Topic: Mersenne twister in df (Read 10596 times)

BinaryBeast1010011010 · « **Reply #60 on:** May 31, 2012, 04:50:36 am »

How do you determine a?

Thief^ · « **Reply #61 on:** May 31, 2012, 04:56:02 am »

It seems to be pre-chosen for the algorithm. Is it a prime number?

Starver · « **Reply #62 on:** May 31, 2012, 05:15:09 am »

Quote from: BinaryBeast1010011010 on May 31, 2012, 04:33:18 am

@starver : then you decide what will be in the square using the square value on the world map as well as the adjacent squares values. Seems pretty understable for df to work on a variation of this algorithm,

Nobody has told me I'm wrong about it, but there are other ways. I just think that my own speculation on this issue matches reality fairly well. And Toady hasn't either told me to shush up about his 'secret workings', by PM, or publicly ridiculed me for being wrong. (Or both, at the same time.

) ((Or maybe he has asked me to shut up, and I've agreed to do an elaborate double/triple-bluff by doubting my own posts and then mention that I'm deliberately doubting my own posts and then... Well...))

Quote

still it need to use a lot of memory.

At what stage? Memory or storage? You can see how much storage is needed by checking the size of any given DF save folder. But note that this contains a very data-expensive ASCII-representation of the Raws, so you might want to separately take these files (and the Inits) and assume they're smaller, but the 'map data' bits are, I think, more binary-encoded. (You know what? I haven't even checked, I'm just assuming!)

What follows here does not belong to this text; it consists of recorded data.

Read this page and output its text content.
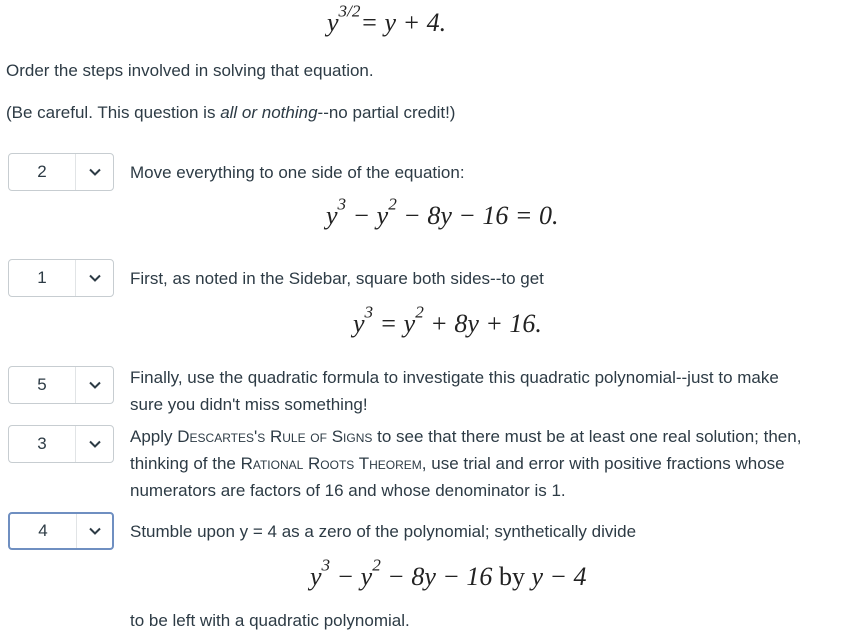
$y^{3/2}= y + 4$.
Order the steps involved in solving that equation.
(Be careful. This question is all or nothing--no partial credit!)
2	Move everything to one side of the equation:
$y^3 - y^2 - 8y - 16 = 0$.
1	First, as noted in the Sidebar, square both sides--to get
$y^3 = y^2 + 8y + 16$.
5	Finally, use the quadratic formula to investigate this quadratic polynomial--just to make sure you didn't miss something!
3	Apply Descartes's Rule of Signs to see that there must be at least one real solution; then, thinking of the Rational Roots Theorem, use trial and error with positive fractions whose numerators are factors of 16 and whose denominator is 1.
4	Stumble upon y = 4 as a zero of the polynomial; synthetically divide
$y^3 - y^2 - 8y - 16$ by y − 4
to be left with a quadratic polynomial.
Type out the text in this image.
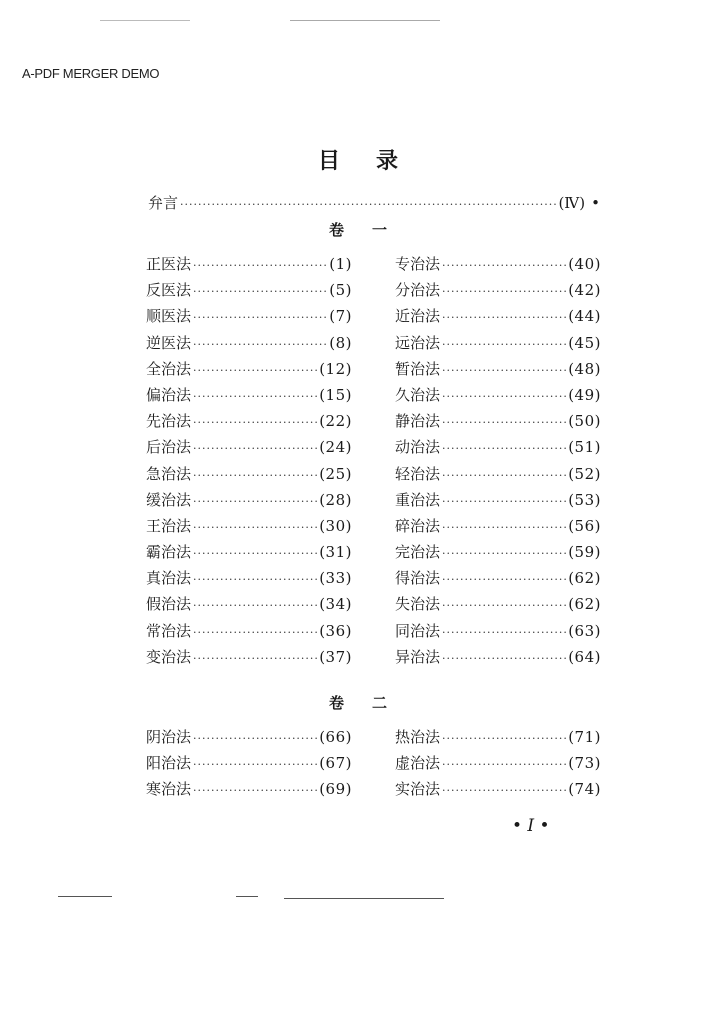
A-PDF MERGER DEMO
目录
弁言 ·····	(Ⅳ) •
卷一
正医法 ·····	(1)
反医法 ·····	(5)
顺医法 ·····	(7)
逆医法 ·····	(8)
全治法 ·····	(12)
偏治法 ·····	(15)
先治法 ·····	(22)
后治法 ·····	(24)
急治法 ·····	(25)
缓治法 ·····	(28)
王治法 ·····	(30)
霸治法 ·····	(31)
真治法 ·····	(33)
假治法 ·····	(34)
常治法 ·····	(36)
变治法 ·····	(37)
专治法 ·····	(40)
分治法 ·····	(42)
近治法 ·····	(44)
远治法 ·····	(45)
暂治法 ·····	(48)
久治法 ·····	(49)
静治法 ·····	(50)
动治法 ·····	(51)
轻治法 ·····	(52)
重治法 ·····	(53)
碎治法 ·····	(56)
完治法 ·····	(59)
得治法 ·····	(62)
失治法 ·····	(62)
同治法 ·····	(63)
异治法 ·····	(64)
卷二
阴治法 ·····	(66)
阳治法 ·····	(67)
寒治法 ·····	(69)
热治法 ·····	(71)
虚治法 ·····	(73)
实治法 ·····	(74)
• I •
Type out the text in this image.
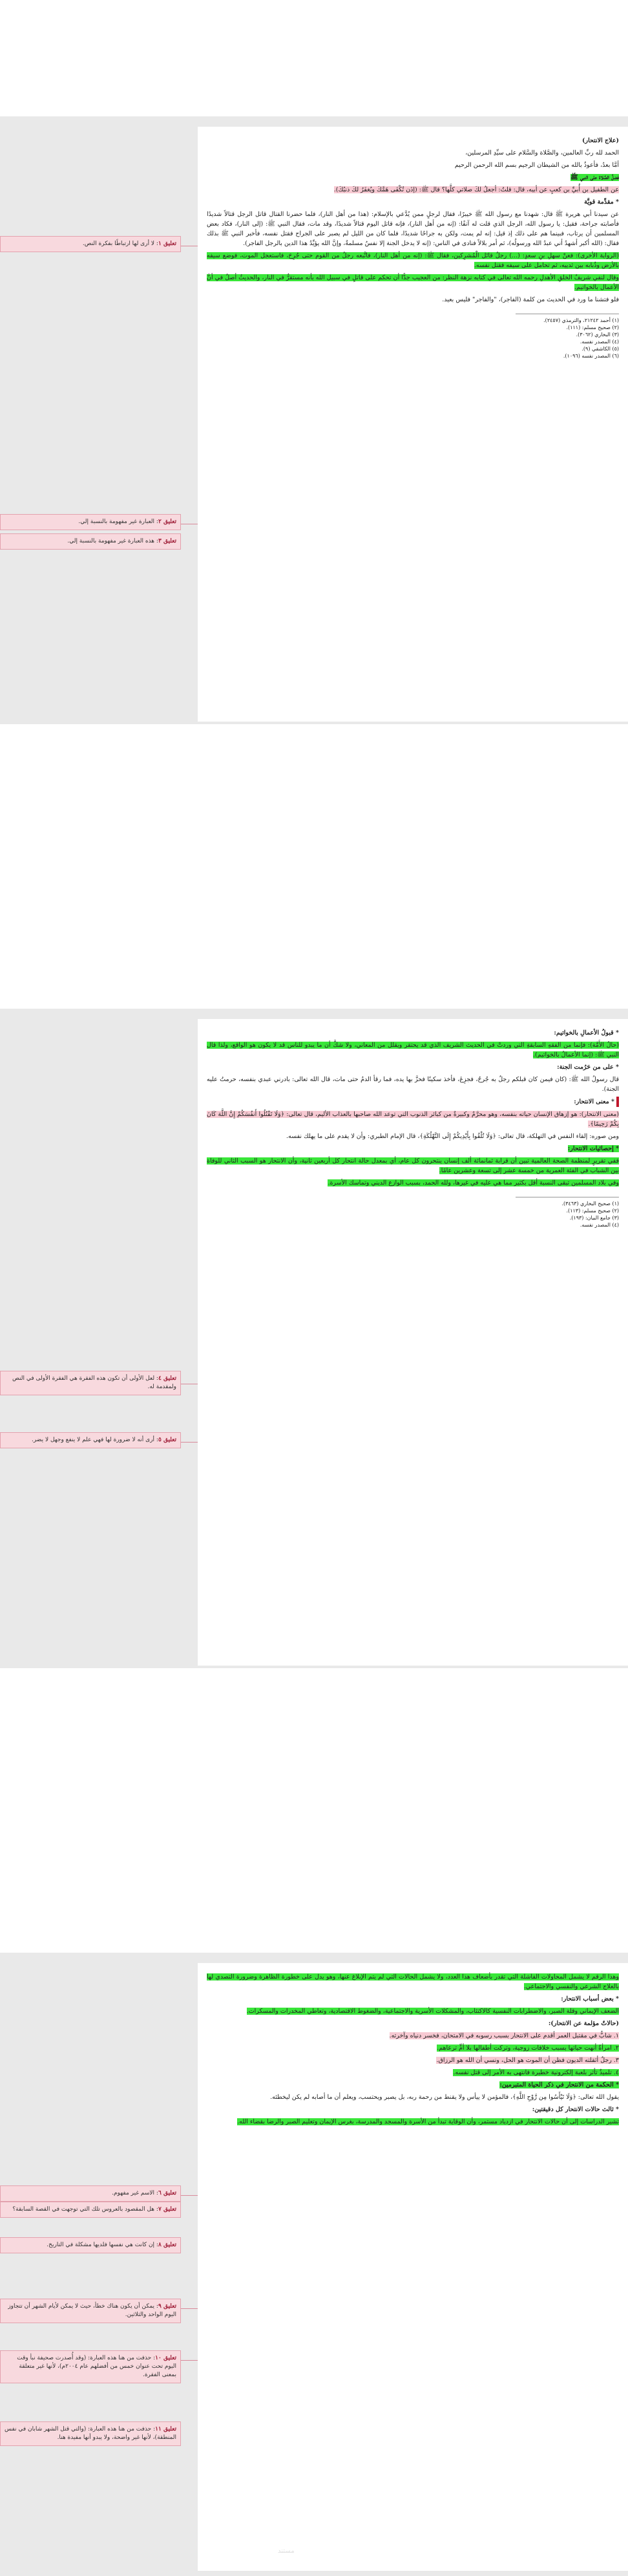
(علاج الانتحار)

الحمد لله ربِّ العالمين، والصَّلاة والسَّلام على سيِّدِ المرسلين،

أمَّا بعدُ، فأعوذُ بالله من الشيطان الرجيم بسم الله الرحمن الرحيم

فضلُ الصَّلاة على النبي ﷺ

عن الطفيل بن أُبيِّ بن كعبٍ عن أبيه، قال: قلتُ: أجعلُ لكَ صلاتي كلَّها؟ قال ﷺ: (إذَن تُكْفَى هَمَّكَ ويُغفَرُ لكَ ذنبُكَ).

* مقدِّمة قويَّة

عن سيدنا أبي هريرة ﷺ قال: شهدنا مع رسول الله ﷺ خيبرًا، فقال لرجلٍ ممن يُدَّعي بالإسلام: (هذا من أهل النار)، فلما حضرنا القتال قاتل الرجل قتالاً شديدًا فأصابته جراحة، فقيل: يا رسول الله، الرجل الذي قلت له آنفًا: (إنه من أهل النار)، فإنه قاتل اليوم قتالاً شديدًا، وقد مات، فقال النبي ﷺ: (إلى النار)، فكاد بعض المسلمين أن يرتاب، فبينما هم على ذلك إذ قيل: إنه لم يمت، ولكن به جراحًا شديدًا، فلما كان من الليل لم يصبر على الجراح فقتل نفسه، فأخبر النبي ﷺ بذلك فقال: (الله أكبر أشهدُ أني عبدُ الله ورسولُه)، ثم أمر بلالاً فنادى في الناس: (إنه لا يدخل الجنة إلا نفسٌ مسلمةٌ، وإنَّ الله يؤيِّدُ هذا الدين بالرجل الفاجر).

(الرواية الأخرى): فعنْ سهلِ بنِ سعدٍ: (...) رجلٌ قاتَل الْمُشرِكين، فقال ﷺ: (إنه من أهل النار)، فاتَّبعه رجلٌ من القوم حتى جُرِحَ، فاستعجل الموت، فوضع سيفه بالأرض وذُبابه بين ثدييه، ثم تحامل على سيفه فقتل نفسه.

وقال لنفي شريفٌ الخلقِ الأهدلِ رحمه الله تعالى في كتابه نزهة النظر: من العجيب جدًّا أن تحكم على قاتلٍ في سبيل الله بأنه مستقرٌّ في النار، والحديثُ أصلٌ في أنَّ الأعمال بالخواتيم.

فلو فتشنا ما ورد في الحديث من كلمة (الفاجر)، "والفاجر" فليس بعيد.

(١) أحمد ٢١٢٤٢، والترمذي (٢٤٥٧).
(٢) صحيح مسلم: (١١١).
(٣) البخاري (٣٠٦٢).
(٤) المصدر نفسه.
(٥) الكاشفي (٩).
(٦) المصدر نفسه (١٠٩٦).

* قبولُ الأعمالِ بالخواتيم:

(حالُ الأَمَّة): فإنما من الفقهِ السابقةِ التي وردتْ في الحديث الشريف الذي قد يحتقر ويقلل من المعاني، ولا شكَّ أن ما يبدو للناس قد لا يكون هو الواقع، ولذا قال النبي ﷺ: (إنما الأعمالُ بالخواتيم).

* على من حَرُمت الجنة:

قال رسولُ الله ﷺ: (كان فيمن كان قبلكم رجلٌ به جُرحٌ، فجزِعَ، فأخذ سكينًا فحزَّ بها يده، فما رقأ الدمُ حتى مات، قال الله تعالى: بادرني عبدي بنفسه، حرمتُ عليه الجنة).

* معنى الانتحار:

(معنى الانتحار): هو إزهاق الإنسان حياته بنفسه، وهو محرَّمٌ وكبيرةٌ من كبائر الذنوب التي توعد الله صاحبها بالعذاب الأليم، قال تعالى: ﴿وَلَا تَقْتُلُوا أَنفُسَكُمْ إِنَّ اللَّهَ كَانَ بِكُمْ رَحِيمًا﴾.

ومن صوره: إلقاء النفس في التهلكة، قال تعالى: ﴿وَلَا تُلْقُوا بِأَيْدِيكُمْ إِلَى التَّهْلُكَةِ﴾، قال الإمام الطبري: وأن لا يقدم على ما يهلك نفسه.

* إحصائيات الانتحار:

ففي تقريرٍ لمنظمة الصحة العالمية تبين أن قرابة ثمانمائة ألف إنسان ينتحرون كل عام، أي بمعدل حالة انتحار كل أربعين ثانية، وأن الانتحار هو السبب الثاني للوفاة بين الشباب في الفئة العمرية من خمسة عشر إلى تسعة وعشرين عامًا.

وفي بلاد المسلمين تبقى النسبة أقل بكثير مما هي عليه في غيرها، ولله الحمد، بسبب الوازع الديني وتماسك الأسرة.

(١) صحيح البخاري (٣٤٦٣).
(٢) صحيح مسلم: (١١٣).
(٣) جامع البيان: (١٩٣).
(٤) المصدر نفسه.

وهذا الرقم لا يشمل المحاولات الفاشلة التي تقدر بأضعاف هذا العدد، ولا يشمل الحالات التي لم يتم الإبلاغ عنها، وهو يدل على خطورة الظاهرة وضرورة التصدي لها بالعلاج الشرعي والنفسي والاجتماعي.

* بعض أسباب الانتحار:

الضعف الإيماني وقلة الصبر، والاضطرابات النفسية كالاكتئاب، والمشكلات الأسرية والاجتماعية، والضغوط الاقتصادية، وتعاطي المخدرات والمسكرات.

(حالاتٌ مؤلمة عن الانتحار):

١. شابٌّ في مقتبل العمر أقدم على الانتحار بسبب رسوبه في الامتحان، فخسر دنياه وآخرته.

٢. امرأةٌ أنهت حياتها بسبب خلافات زوجية، وتركت أطفالها بلا أمٍّ ترعاهم.

٣. رجلٌ أثقلته الديون فظن أن الموت هو الحل، ونسي أن الله هو الرزاق.

٤. تلميذٌ تأثر بلعبة إلكترونية خطيرة فانتهى به الأمر إلى قتل نفسه.

* الحكمة من الانتحار في ذكر الحياة المتبرمين:

يقول الله تعالى: ﴿وَلَا تَيْأَسُوا مِن رَّوْحِ اللَّهِ﴾، فالمؤمن لا ييأس ولا يقنط من رحمة ربه، بل يصبر ويحتسب، ويعلم أن ما أصابه لم يكن ليخطئه.

* ثالث حالات الانتحار كل دقيقتين:

تشير الدراسات إلى أن حالات الانتحار في ازدياد مستمر، وأن الوقاية تبدأ من الأسرة والمسجد والمدرسة، بغرس الإيمان وتعليم الصبر والرضا بقضاء الله.

تعليق ١: لا أرى لها ارتباطًا بفكرة النص.
تعليق ٢: العبارة غير مفهومة بالنسبة إلي.
تعليق ٣: هذه العبارة غير مفهومة بالنسبة إلي.
تعليق ٤: لعل الأولى أن تكون هذه الفقرة هي الفقرة الأولى في النص ولمقدمة له.
تعليق ٥: أرى أنه لا ضرورة لها فهي علم لا ينفع وجهل لا يضر.
تعليق ٦: الاسم غير مفهوم.
تعليق ٧: هل المقصود بالعروس تلك التي توجهت في القصة السابقة؟
تعليق ٨: إن كانت هي نفسها فلديها مشكلة في التاريخ.
تعليق ٩: يمكن أن يكون هناك خطأ، حيث لا يمكن لأيام الشهر أن تتجاوز اليوم الواحد والثلاثين.
تعليق ١٠: حذفت من هنا هذه العبارة: (وقد أُصدرت صحيفة نبأ وقت اليوم تحت عنوان خمس من أفضلهم عام ٢٠٠٤م)، لأنها غير متعلقة بمعنى الفقرة.
تعليق ١١: حذفت من هنا هذه العبارة: (والتي قتل الشهر شابان في نفس المنطقة)، لأنها غير واضحة، ولا يبدو أنها مفيدة هنا.
مستند
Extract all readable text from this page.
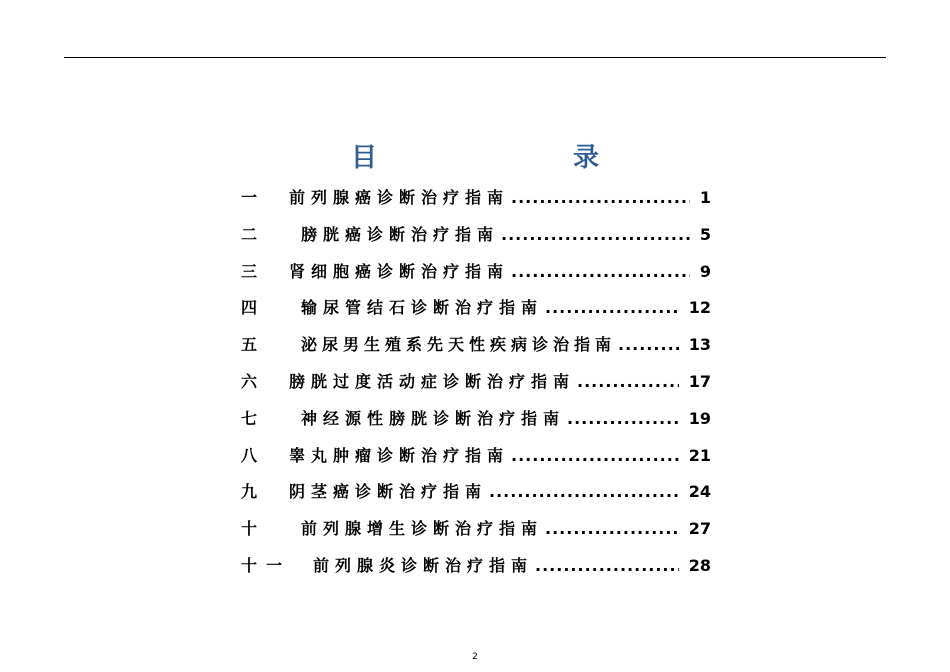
目　　录
一	前列腺癌诊断治疗指南 .....	1
二	膀胱癌诊断治疗指南 .....	5
三	肾细胞癌诊断治疗指南 .....	9
四	输尿管结石诊断治疗指南 .....	12
五	泌尿男生殖系先天性疾病诊治指南 .....	13
六	膀胱过度活动症诊断治疗指南 .....	17
七	神经源性膀胱诊断治疗指南 .....	19
八	睾丸肿瘤诊断治疗指南 .....	21
九	阴茎癌诊断治疗指南 .....	24
十	前列腺增生诊断治疗指南 .....	27
十一	前列腺炎诊断治疗指南 .....	28
2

The memory needed while the cascade is going down is one PRNG-engine's-worth per simultaneous PRNG being used. In my most ambitious plans, I might have one to level, four second-levels, 16 third-levels, etc, but actually less than that if a second-tier 'area' is deemed out of scope for all down-slope levels, and it might end up with just 4..6 maintained PRNGs per LOD, to perhaps a depth of 10 at the absolute most. But, regardless of how you generate it, the whole map (volumetrically, including 'bit depth' for temperature, visibility, liquid-type/depth, wagon accessibility, etc, etc) and maybe separate data structures for various other things (dwarf and other entity details) are going to be essential for Fortress Mode playing. By far the biggest memory-user, although maybe mitigated by "not loading" as yet unrevealed information.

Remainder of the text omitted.